From my experience, a lot of the time it comes from having a crush on someone and not having the balls to tell them. There are some days where you just want to tell them, just so that they know how you feel, or because you might have a feeling they might like you back. But then there are other days where you wouldn't even think about telling the person because of your self-confidence. It makes you think: why would they even like you? There's not many good qualities about you that would get you noticed by that person in that sort of way. You can still be good friends with that person, but still have the feeling that you would have no chance with them. I'm not sure if others feel this way, but sometimes I feel like the person I have a crush on wouldn't go for me because I'm not smart enough, that my grades aren't good enough.

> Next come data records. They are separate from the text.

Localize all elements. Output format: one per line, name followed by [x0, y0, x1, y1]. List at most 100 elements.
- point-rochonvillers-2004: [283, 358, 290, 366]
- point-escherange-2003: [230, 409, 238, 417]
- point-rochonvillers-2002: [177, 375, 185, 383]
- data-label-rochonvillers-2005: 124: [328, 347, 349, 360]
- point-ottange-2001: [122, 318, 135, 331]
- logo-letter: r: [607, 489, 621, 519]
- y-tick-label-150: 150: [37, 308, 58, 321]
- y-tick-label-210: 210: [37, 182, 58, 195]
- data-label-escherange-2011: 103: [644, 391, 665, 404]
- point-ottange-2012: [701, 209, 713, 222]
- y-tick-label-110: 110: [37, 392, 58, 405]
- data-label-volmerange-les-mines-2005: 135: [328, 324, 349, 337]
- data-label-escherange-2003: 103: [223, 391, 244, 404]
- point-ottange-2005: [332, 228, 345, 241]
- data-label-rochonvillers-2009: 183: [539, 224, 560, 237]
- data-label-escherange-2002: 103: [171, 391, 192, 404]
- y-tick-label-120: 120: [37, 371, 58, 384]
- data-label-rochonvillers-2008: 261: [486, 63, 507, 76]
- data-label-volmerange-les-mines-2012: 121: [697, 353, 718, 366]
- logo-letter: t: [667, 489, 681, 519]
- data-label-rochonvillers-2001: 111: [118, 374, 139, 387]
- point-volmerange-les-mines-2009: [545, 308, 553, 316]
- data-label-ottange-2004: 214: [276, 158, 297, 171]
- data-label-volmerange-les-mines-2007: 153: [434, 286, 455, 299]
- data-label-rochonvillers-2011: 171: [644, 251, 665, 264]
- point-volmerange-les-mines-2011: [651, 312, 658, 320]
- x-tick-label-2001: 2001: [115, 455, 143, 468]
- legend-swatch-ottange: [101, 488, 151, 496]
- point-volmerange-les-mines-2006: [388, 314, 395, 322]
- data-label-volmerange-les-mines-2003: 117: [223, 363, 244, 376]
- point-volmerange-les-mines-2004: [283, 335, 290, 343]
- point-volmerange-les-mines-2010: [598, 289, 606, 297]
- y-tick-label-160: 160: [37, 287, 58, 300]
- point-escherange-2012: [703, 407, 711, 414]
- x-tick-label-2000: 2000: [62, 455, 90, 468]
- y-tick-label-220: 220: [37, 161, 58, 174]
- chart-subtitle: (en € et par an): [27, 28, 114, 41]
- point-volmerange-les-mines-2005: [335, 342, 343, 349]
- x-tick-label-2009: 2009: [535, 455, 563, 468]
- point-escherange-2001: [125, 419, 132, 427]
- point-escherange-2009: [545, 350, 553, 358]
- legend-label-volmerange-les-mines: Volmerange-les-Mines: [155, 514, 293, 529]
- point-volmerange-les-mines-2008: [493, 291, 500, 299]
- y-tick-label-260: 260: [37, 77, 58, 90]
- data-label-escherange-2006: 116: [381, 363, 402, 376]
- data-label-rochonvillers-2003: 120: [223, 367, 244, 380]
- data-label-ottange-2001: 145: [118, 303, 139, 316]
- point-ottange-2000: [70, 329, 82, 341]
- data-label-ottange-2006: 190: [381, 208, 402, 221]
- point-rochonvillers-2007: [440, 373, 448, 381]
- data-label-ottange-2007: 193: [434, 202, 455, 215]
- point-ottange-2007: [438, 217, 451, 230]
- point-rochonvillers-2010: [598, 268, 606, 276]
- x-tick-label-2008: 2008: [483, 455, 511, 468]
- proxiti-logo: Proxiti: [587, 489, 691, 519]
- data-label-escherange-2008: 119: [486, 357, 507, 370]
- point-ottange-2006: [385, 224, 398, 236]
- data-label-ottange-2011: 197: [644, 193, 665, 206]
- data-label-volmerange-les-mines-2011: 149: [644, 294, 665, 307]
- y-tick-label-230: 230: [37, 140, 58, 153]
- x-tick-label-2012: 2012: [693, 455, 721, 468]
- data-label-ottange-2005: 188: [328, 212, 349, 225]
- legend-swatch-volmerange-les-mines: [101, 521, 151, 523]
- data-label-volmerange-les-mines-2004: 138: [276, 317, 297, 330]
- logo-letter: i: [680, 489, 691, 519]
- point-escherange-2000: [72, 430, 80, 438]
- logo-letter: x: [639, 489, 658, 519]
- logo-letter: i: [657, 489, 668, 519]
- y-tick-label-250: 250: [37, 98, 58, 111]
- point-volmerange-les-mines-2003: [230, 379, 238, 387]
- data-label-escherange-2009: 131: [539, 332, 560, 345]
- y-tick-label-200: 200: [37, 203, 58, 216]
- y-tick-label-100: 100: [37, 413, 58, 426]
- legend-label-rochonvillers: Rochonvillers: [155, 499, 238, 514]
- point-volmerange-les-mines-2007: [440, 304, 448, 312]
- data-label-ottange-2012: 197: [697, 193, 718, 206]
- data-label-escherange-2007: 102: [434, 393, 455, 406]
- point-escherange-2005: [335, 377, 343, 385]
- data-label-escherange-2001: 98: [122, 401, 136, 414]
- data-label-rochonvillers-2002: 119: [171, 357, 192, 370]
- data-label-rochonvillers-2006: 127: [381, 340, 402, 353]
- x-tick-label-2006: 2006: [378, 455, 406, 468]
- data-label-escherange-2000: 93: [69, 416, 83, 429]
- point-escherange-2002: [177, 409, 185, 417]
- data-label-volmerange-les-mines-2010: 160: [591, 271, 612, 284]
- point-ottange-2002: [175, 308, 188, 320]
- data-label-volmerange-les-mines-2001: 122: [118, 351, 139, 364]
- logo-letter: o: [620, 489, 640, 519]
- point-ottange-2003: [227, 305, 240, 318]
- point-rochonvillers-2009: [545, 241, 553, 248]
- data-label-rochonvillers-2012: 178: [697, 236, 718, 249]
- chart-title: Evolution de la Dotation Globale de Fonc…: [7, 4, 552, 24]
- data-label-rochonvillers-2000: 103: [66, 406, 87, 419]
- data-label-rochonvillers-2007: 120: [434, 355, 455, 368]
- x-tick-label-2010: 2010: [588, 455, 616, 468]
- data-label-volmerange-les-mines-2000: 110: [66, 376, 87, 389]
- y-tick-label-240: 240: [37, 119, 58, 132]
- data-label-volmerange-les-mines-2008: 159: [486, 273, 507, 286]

Maybe they're doing some science course and you're doing a media course or some other course that you feel doesn't require as much knowledge.
Or maybe you feel like they wouldn't go for you because your life doesn't have as much structure as theirs does. Maybe you have no idea what you want to do with your life, even though you may be studying and they seem to have theirs on track and know what they want to do. Maybe you're a bit like me, living at home still, not having very many friends, you're quite shy so it's hard to make friends, the friends you thought you had aren't actually there for you when you need it, so now you feel inadequate about yourself. Which links back to the self-confidence issues.
It's a crap feeling having feelings for someone who may not have them back. If you're like me, then you probably think about them constantly, what they may be doing during a certain day. Or if they're upset, you want to be there for them, comforting them and making them feel better. Or sometimes you might go places with friends and you might wish they were there with you. Or if you go on family holidays and you wish so much that they could be coming with you, making them feel like they're a part of the family.
It makes you think of all different scenarios you wish could happen. Taking them on a fancy dinner date, taking them to see a movie they really want to see, or similarly, watching their favourite movie with them. Going to the beach and enjoying the warmth and water with them. Staying in nice hotels with them, but also enjoying going camping. Going on bush walks with them or being a good partner and putting up with going shopping (for all the guys out there).
Now, the only advice I have is advice that was once given to me. If you really like someone, pluck up the courage and tell them. Even if they don't like you back, you might look back and regret that you didn't tell them. If you're not up for that piece of advice, then be sure to hang out with them as much as you can. Perhaps take them someone you don't take many people and tell them that. Make sure they know how much that particular place might mean to you. Enjoy their company and if possible, try to tease them every now and then. If you feel comfortable around them at all times, embrace that feeling. Just take your time and it might pay off one day!